This book is such a great read, I am so pleased that somebody had the ability and dedication to put together such a comprehensive book about reggae. Starting from the birth of sound system culture in the 1950's when they were playing strictly American R'n'B, this book covers the essential bits for ska, rocksteady, reggae, dub, dancehall etc; also looking at the socio-political on-goings that perhaps caused the music to develop in a certain way. It also takes a good look into the reggae music scene in other parts of the world, mainly England, but also to a lesser extent the USA and parts of Africa (Nigeria loves the roots!).

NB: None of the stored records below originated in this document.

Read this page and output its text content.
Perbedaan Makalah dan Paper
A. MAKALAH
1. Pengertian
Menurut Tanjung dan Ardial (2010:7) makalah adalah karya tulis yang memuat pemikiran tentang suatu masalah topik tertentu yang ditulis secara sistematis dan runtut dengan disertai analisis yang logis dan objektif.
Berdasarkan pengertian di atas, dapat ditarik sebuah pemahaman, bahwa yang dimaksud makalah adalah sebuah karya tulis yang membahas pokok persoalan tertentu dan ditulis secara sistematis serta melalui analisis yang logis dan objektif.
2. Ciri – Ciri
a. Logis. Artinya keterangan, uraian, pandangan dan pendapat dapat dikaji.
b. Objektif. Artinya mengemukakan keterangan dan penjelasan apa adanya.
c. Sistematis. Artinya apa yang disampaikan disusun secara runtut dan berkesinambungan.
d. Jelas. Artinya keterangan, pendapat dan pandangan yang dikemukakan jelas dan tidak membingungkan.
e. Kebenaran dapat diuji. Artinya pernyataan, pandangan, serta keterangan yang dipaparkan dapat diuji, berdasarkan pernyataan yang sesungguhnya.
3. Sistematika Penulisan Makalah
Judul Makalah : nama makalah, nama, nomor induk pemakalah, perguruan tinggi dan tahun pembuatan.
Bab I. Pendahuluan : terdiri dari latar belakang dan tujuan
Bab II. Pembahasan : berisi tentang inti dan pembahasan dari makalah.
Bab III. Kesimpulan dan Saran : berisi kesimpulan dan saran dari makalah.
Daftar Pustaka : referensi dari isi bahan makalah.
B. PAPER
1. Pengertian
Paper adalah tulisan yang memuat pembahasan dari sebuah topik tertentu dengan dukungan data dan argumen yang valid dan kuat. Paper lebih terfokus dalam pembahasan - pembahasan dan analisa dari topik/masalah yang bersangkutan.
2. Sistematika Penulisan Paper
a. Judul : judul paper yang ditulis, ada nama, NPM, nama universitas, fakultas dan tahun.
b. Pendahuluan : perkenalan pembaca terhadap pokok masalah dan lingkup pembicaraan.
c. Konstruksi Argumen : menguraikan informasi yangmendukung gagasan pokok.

I have not quite finished this book yet, but it has been one of the quickest I have ever read, as I just can't wait to fill my head with more fascinating info on King Tubby's studio, or Dennis Bovell and the UK scene, or some other crazy stuff about rastafari. The only issue I have with this book, is I sometimes found the socio-political stuff a little boring, but I think others would not, and I guess its essential to explain the situation in which a lot of reggae was created. I also wish there was more info on a lot of the roots artists. But still these are minor issues.... Lloyd Bradley has covered an immense amount of ground, and managed to fit it comfortably into 550 or so pages.
As most of the other reviews state, this is such a great book, and for any fans of any form of reggae, you will learn so much. You also get a great insight into how the reggae music industry worked... and that alone is so interesting as its nothing like the rock/pop side of things. BUY THIS! YOU WILL NOT REGRET IT!